Vestindo uma camisa da seleção japonesa de futebol, e assumindo ser fã de cultura asiática, o adolescente, que encontrou a esperança a 101 quilômetros (km) de casa, conta que apesar do tratamento ser difícil, com a força que recebe da “corrente de apoio” que se forma no hospital, sente que “o pior já passou”.

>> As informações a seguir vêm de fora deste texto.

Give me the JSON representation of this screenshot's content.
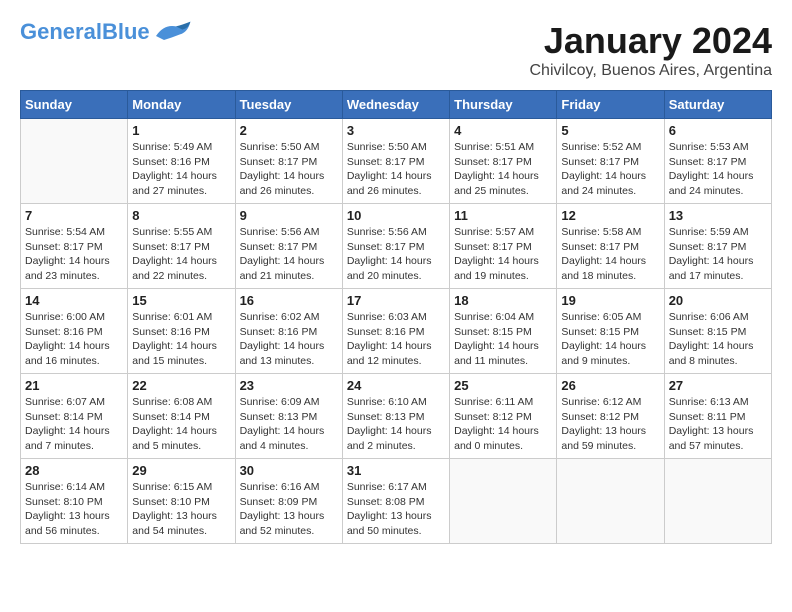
{
  "header": {
    "logo_general": "General",
    "logo_blue": "Blue",
    "month": "January 2024",
    "location": "Chivilcoy, Buenos Aires, Argentina"
  },
  "weekdays": [
    "Sunday",
    "Monday",
    "Tuesday",
    "Wednesday",
    "Thursday",
    "Friday",
    "Saturday"
  ],
  "weeks": [
    [
      {
        "day": "",
        "info": ""
      },
      {
        "day": "1",
        "info": "Sunrise: 5:49 AM\nSunset: 8:16 PM\nDaylight: 14 hours\nand 27 minutes."
      },
      {
        "day": "2",
        "info": "Sunrise: 5:50 AM\nSunset: 8:17 PM\nDaylight: 14 hours\nand 26 minutes."
      },
      {
        "day": "3",
        "info": "Sunrise: 5:50 AM\nSunset: 8:17 PM\nDaylight: 14 hours\nand 26 minutes."
      },
      {
        "day": "4",
        "info": "Sunrise: 5:51 AM\nSunset: 8:17 PM\nDaylight: 14 hours\nand 25 minutes."
      },
      {
        "day": "5",
        "info": "Sunrise: 5:52 AM\nSunset: 8:17 PM\nDaylight: 14 hours\nand 24 minutes."
      },
      {
        "day": "6",
        "info": "Sunrise: 5:53 AM\nSunset: 8:17 PM\nDaylight: 14 hours\nand 24 minutes."
      }
    ],
    [
      {
        "day": "7",
        "info": "Sunrise: 5:54 AM\nSunset: 8:17 PM\nDaylight: 14 hours\nand 23 minutes."
      },
      {
        "day": "8",
        "info": "Sunrise: 5:55 AM\nSunset: 8:17 PM\nDaylight: 14 hours\nand 22 minutes."
      },
      {
        "day": "9",
        "info": "Sunrise: 5:56 AM\nSunset: 8:17 PM\nDaylight: 14 hours\nand 21 minutes."
      },
      {
        "day": "10",
        "info": "Sunrise: 5:56 AM\nSunset: 8:17 PM\nDaylight: 14 hours\nand 20 minutes."
      },
      {
        "day": "11",
        "info": "Sunrise: 5:57 AM\nSunset: 8:17 PM\nDaylight: 14 hours\nand 19 minutes."
      },
      {
        "day": "12",
        "info": "Sunrise: 5:58 AM\nSunset: 8:17 PM\nDaylight: 14 hours\nand 18 minutes."
      },
      {
        "day": "13",
        "info": "Sunrise: 5:59 AM\nSunset: 8:17 PM\nDaylight: 14 hours\nand 17 minutes."
      }
    ],
    [
      {
        "day": "14",
        "info": "Sunrise: 6:00 AM\nSunset: 8:16 PM\nDaylight: 14 hours\nand 16 minutes."
      },
      {
        "day": "15",
        "info": "Sunrise: 6:01 AM\nSunset: 8:16 PM\nDaylight: 14 hours\nand 15 minutes."
      },
      {
        "day": "16",
        "info": "Sunrise: 6:02 AM\nSunset: 8:16 PM\nDaylight: 14 hours\nand 13 minutes."
      },
      {
        "day": "17",
        "info": "Sunrise: 6:03 AM\nSunset: 8:16 PM\nDaylight: 14 hours\nand 12 minutes."
      },
      {
        "day": "18",
        "info": "Sunrise: 6:04 AM\nSunset: 8:15 PM\nDaylight: 14 hours\nand 11 minutes."
      },
      {
        "day": "19",
        "info": "Sunrise: 6:05 AM\nSunset: 8:15 PM\nDaylight: 14 hours\nand 9 minutes."
      },
      {
        "day": "20",
        "info": "Sunrise: 6:06 AM\nSunset: 8:15 PM\nDaylight: 14 hours\nand 8 minutes."
      }
    ],
    [
      {
        "day": "21",
        "info": "Sunrise: 6:07 AM\nSunset: 8:14 PM\nDaylight: 14 hours\nand 7 minutes."
      },
      {
        "day": "22",
        "info": "Sunrise: 6:08 AM\nSunset: 8:14 PM\nDaylight: 14 hours\nand 5 minutes."
      },
      {
        "day": "23",
        "info": "Sunrise: 6:09 AM\nSunset: 8:13 PM\nDaylight: 14 hours\nand 4 minutes."
      },
      {
        "day": "24",
        "info": "Sunrise: 6:10 AM\nSunset: 8:13 PM\nDaylight: 14 hours\nand 2 minutes."
      },
      {
        "day": "25",
        "info": "Sunrise: 6:11 AM\nSunset: 8:12 PM\nDaylight: 14 hours\nand 0 minutes."
      },
      {
        "day": "26",
        "info": "Sunrise: 6:12 AM\nSunset: 8:12 PM\nDaylight: 13 hours\nand 59 minutes."
      },
      {
        "day": "27",
        "info": "Sunrise: 6:13 AM\nSunset: 8:11 PM\nDaylight: 13 hours\nand 57 minutes."
      }
    ],
    [
      {
        "day": "28",
        "info": "Sunrise: 6:14 AM\nSunset: 8:10 PM\nDaylight: 13 hours\nand 56 minutes."
      },
      {
        "day": "29",
        "info": "Sunrise: 6:15 AM\nSunset: 8:10 PM\nDaylight: 13 hours\nand 54 minutes."
      },
      {
        "day": "30",
        "info": "Sunrise: 6:16 AM\nSunset: 8:09 PM\nDaylight: 13 hours\nand 52 minutes."
      },
      {
        "day": "31",
        "info": "Sunrise: 6:17 AM\nSunset: 8:08 PM\nDaylight: 13 hours\nand 50 minutes."
      },
      {
        "day": "",
        "info": ""
      },
      {
        "day": "",
        "info": ""
      },
      {
        "day": "",
        "info": ""
      }
    ]
  ]
}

“O principal sentimento que tenho agora é saber que o pior já passou, por causa da perna, das dores que não sinto mais, tomar remédio pesado para dor. Mas assim, eu sei que daqui para frente vou pensar que só vai vir coisa melhor”, finaliza Daniel.
Suporte contínuo
Sabendo que as patologias ali atendidas mudam vidas de famílias inteiras, o Hias oferece um programa de suporte contínuo, que vai além do período de tratamento, e que engloba, inclusive, famílias que venham a perder seus entes queridos. A coordenadora Viviany explica que esse suporte psicológico tem início no momento em que a criança dá entrada na unidade.

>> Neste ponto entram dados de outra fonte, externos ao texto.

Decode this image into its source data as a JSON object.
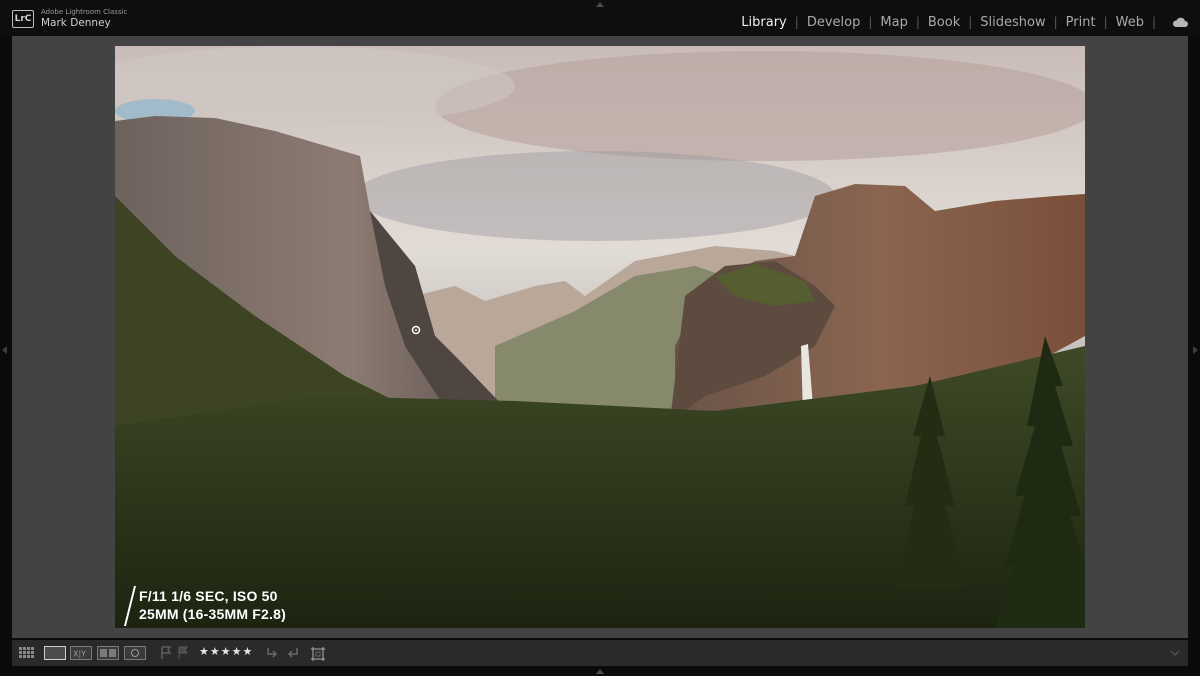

“O grande diferencial da nossa vivência é manter essas famílias com suporte psicológico contínuo. A criança é acolhida desde que chega e a família também, para irmos acompanhando essas demandas na medida que vão acontecendo”, pontua a coordenadora Viviany.
No entanto, esse suporte não para nas famílias. O apoio psicológico se estende também ao corpo clínico, de uma forma menos sistemática, mas necessária pelo “trabalho muito árduo, mas feito com muito amor, muita garra, muita vontade”, como destacou a diretora-geral Fábia Linhares, que é prestado diariamente.
“Para o profissional também oferecemos o suporte, porque a gente tem essa premissa de acolher. Acolhemos com atendimento psicológico especializado para os profissionais. E assim tentamos manter esse clima otimizado, manter esse clima leve. [Torna tudo] um pouco menos árduo”, explica Viviany.
O que fica de aprendizado
Levar lições para a vida é algo comum na sociedade, e não é diferente entre os profissionais do Hias. A pediatra Fábia Linhares, trabalhando no Hias desde que a área oncológica não passava de uma enfermaria, há cerca de 20 anos, pontua que aqueles corredores já lhe ensinaram muitas lições de vida, entre elas a lição de “sentir” pelo próximo.
“Aqui a gente fala que só não faz chover, mas que a gente faz de tudo para proporcionar tudo o que pode, para aquele que mais precisa. É difícil e dolorido quando se tem perdas, mas nosso trabalho é assim. Temos que sentir, porque se a gente perdeu a sensibilidade, está na hora de parar. Mas, ao mesmo tempo, é muito prazeroso quando a gente vê um sino que aqui tem, que é o sino da esperança, tocar”, pontua a diretora-geral. O sino da esperança toca cada vez que um paciente completa seu ciclo de tratamento.
Com o dia a dia desafiador, a oncopediatra Viviany Viana ressalta que nunca quis fazer algo que não fosse ser oncologista pediátrica, e esses 12 anos dentro do Hias lhe deram consciência de aproveitar a vida “cada dia de uma maneira diferente e muito intensa”.
“Para quem está aqui dentro é difícil reclamar. Acho que, como ser humano, é um lugar de aprendizado. Eu espero estar crescendo como ser humano para dar um retorno [a quem está aqui], porque isso modifica a vida de quem está aqui dentro. Eu saio daqui querendo fazer o meu melhor”, finaliza a médica.